Here you can create a Microsoft account if you don’t have one.
Assuming your setting up a Local account, click “Add a user without a Microsoft account”
And finally, you can actually create a new user account.
Type in the name you want the account to be called (usually just your name).
Then enter a password for the account.
Click the NEXT button when you’re done.
A quick word about passwords for Local accounts.
If you’ve got multiple user accounts on your computer, you’re going to need to add passwords to them because things get awkward if you don’t. But here’s the thing, on a Local account, the password can be as difficult or as easy to type as you want it to be.
Many people don’t actually want a password on their home computers. If you’re one of these, just use something that is very easy to type.
So here I’m adding a new account to my PC.
I don’t particularly want a password for the account, so what I’ve done is to use the hash symbol (#) as my password. Just the hash symbol, nothing else.
Then fill in the “In case you forget your password” section.
When you’re done, click the NEXT button.
Why have I used the hash symbol? Well, on my keyboard, it’s right next to the Enter key. So to log in, I click my name, press the hash key and then the Enter key and I’m in. Very easy, very quick. Not as good as not having a password, but it’s close.

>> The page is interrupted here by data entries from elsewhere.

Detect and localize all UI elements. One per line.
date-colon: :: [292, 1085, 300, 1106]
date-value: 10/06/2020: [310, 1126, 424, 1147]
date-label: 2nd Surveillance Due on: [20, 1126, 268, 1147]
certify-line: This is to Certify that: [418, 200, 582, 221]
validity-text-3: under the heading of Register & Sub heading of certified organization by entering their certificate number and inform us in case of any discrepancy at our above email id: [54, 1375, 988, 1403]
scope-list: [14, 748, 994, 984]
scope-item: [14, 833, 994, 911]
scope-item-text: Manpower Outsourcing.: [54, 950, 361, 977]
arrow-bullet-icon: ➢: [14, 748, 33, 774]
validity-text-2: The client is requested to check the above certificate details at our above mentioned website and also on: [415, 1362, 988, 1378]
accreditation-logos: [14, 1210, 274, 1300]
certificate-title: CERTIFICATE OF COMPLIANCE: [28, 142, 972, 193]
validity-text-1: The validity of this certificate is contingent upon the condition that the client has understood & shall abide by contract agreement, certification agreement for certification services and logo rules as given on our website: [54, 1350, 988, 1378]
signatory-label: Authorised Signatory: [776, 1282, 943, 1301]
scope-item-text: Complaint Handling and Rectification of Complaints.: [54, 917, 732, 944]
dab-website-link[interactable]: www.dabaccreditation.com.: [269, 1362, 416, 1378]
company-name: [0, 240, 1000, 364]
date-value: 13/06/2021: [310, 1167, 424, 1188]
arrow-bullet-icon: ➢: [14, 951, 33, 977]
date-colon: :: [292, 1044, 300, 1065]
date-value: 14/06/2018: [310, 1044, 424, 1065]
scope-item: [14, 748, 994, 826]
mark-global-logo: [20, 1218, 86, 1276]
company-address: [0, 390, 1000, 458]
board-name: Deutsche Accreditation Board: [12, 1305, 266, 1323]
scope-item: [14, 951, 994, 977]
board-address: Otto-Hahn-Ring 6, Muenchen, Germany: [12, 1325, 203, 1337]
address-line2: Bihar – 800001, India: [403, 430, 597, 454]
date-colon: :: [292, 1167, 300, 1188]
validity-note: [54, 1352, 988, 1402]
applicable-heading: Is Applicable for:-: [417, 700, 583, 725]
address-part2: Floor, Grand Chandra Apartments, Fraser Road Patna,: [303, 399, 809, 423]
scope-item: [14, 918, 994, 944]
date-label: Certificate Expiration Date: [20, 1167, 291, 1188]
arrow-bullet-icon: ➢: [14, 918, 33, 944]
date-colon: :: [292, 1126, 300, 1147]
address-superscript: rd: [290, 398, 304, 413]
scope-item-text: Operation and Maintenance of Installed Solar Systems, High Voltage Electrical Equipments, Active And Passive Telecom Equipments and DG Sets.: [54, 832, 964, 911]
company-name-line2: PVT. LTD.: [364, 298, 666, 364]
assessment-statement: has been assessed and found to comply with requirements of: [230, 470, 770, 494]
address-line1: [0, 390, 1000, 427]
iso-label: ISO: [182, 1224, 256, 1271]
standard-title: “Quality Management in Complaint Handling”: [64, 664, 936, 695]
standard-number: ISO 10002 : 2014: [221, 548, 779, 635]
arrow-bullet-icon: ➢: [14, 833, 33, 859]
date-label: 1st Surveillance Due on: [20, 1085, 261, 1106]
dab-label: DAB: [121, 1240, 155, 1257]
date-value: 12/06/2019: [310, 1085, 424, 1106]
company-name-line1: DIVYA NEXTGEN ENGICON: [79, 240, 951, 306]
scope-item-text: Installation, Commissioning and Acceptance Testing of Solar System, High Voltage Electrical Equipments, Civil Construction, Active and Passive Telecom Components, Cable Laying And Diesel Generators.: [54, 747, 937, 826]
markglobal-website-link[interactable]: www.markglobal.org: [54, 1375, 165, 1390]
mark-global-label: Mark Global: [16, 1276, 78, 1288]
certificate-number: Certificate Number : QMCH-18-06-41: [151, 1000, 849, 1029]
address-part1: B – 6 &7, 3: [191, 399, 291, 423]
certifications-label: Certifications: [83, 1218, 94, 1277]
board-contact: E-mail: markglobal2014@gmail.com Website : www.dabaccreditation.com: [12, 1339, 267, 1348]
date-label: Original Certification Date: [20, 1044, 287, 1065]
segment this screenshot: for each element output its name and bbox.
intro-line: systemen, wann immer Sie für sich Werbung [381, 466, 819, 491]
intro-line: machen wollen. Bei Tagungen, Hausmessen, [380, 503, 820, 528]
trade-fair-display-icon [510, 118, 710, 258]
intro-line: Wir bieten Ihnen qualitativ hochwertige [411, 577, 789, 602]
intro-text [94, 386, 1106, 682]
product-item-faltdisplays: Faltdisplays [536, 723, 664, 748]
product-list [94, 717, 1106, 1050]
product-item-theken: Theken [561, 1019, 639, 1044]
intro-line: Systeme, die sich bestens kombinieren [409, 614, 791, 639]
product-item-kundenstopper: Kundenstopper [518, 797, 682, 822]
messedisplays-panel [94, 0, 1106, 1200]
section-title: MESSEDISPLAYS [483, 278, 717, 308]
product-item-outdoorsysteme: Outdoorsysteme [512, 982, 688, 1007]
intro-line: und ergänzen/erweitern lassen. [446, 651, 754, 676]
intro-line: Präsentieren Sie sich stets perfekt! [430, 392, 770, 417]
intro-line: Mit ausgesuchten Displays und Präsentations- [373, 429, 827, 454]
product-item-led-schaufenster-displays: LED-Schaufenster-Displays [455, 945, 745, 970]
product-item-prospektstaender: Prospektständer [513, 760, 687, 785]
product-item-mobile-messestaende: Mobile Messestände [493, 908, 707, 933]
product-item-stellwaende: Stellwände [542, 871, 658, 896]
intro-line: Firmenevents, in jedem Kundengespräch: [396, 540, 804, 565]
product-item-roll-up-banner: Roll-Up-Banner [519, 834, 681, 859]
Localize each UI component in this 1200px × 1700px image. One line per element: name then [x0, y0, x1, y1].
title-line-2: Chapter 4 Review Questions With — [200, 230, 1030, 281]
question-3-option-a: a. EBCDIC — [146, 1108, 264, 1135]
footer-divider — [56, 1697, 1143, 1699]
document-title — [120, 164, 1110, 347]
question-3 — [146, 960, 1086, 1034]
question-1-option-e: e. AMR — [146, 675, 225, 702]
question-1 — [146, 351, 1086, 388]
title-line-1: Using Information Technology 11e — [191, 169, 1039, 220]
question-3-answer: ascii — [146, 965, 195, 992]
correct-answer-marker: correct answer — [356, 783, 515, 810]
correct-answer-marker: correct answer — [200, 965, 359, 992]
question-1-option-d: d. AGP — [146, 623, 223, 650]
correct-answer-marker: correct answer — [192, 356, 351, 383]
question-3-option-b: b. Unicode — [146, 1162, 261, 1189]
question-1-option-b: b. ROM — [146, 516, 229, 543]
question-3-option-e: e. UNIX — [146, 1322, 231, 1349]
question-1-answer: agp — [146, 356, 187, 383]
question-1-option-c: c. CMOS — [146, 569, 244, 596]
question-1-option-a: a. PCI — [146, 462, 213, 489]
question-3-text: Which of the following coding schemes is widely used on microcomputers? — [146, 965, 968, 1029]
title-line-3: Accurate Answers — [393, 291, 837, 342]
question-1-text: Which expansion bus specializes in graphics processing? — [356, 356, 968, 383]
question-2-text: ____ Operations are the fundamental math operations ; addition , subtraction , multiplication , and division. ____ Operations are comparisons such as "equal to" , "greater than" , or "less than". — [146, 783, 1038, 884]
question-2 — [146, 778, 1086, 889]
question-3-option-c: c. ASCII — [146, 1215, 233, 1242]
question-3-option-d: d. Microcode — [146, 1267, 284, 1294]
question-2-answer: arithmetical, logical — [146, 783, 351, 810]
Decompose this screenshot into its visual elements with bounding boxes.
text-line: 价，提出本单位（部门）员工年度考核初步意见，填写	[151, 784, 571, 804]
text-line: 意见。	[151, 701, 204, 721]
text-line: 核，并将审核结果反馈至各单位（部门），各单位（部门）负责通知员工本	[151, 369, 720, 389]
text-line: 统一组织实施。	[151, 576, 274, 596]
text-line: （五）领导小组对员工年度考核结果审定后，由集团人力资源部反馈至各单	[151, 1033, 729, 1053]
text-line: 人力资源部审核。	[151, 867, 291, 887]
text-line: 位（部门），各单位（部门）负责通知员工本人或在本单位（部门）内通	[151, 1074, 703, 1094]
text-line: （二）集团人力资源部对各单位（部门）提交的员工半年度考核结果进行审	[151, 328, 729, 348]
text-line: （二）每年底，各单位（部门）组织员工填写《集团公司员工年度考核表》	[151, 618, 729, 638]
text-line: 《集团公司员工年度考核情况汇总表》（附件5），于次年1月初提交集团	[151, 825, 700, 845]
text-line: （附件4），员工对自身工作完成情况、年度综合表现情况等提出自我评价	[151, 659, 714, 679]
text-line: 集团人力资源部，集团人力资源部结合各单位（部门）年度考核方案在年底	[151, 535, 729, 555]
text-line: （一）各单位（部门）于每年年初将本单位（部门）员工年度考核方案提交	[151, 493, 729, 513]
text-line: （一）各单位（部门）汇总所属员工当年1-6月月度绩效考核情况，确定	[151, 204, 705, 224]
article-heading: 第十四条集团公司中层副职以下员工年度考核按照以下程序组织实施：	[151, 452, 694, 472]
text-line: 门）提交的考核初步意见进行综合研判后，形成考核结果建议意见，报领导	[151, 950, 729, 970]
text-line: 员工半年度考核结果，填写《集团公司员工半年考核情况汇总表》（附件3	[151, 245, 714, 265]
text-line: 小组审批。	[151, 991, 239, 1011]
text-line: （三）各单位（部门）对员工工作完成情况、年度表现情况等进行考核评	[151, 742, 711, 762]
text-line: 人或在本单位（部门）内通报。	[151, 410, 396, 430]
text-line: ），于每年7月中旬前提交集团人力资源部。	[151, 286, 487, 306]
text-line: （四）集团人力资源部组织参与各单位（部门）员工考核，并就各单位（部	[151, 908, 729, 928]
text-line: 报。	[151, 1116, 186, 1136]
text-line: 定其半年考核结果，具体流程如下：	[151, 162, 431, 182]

As for the “In case you forget your password” questions, you can be as honest as you please. Remember it’s a computer, it really doesn’t know if you’re telling the truth or not.
But, whatever you type, make sure you remember it. If you really do forget your password, the computer will ask these questions to get you back into your account.
Changing Windows 10 User Account Types.
The account you’ve just created will be a Standard account. Windows always adds new users as Standard (or limited) users. But you can change it to an Administrator account easily enough.
Here’s the new Windows user account I’ve just added to this computer, Dave 1.
You can see it’s a Local account.
To change the account from a Standard account to an Administrator account, left-click once on the account name.
Then click the CHANGE ACCOUNT TYPE button.
The Change Account Type window will open.
The account holder is now an Administrator on the computer with all the permissions and privileges that go with that account.
Summarising Windows 10 User Accounts.
There’s no reason that you have to have different accounts on your family computer, many of you will be perfectly fine sharing just 1 account. Particularly if you haven’t got that many files (documents, pictures, music etc) on your PC.
Where having multiple accounts really comes into its own is when the computer is being used for different things within the house.
School/college work files, work files, family files and then the different bookmarks and logins associated with that.
Making each user responsible for their own account, for their own files, is where Windows User Accounts really steps up to the mark.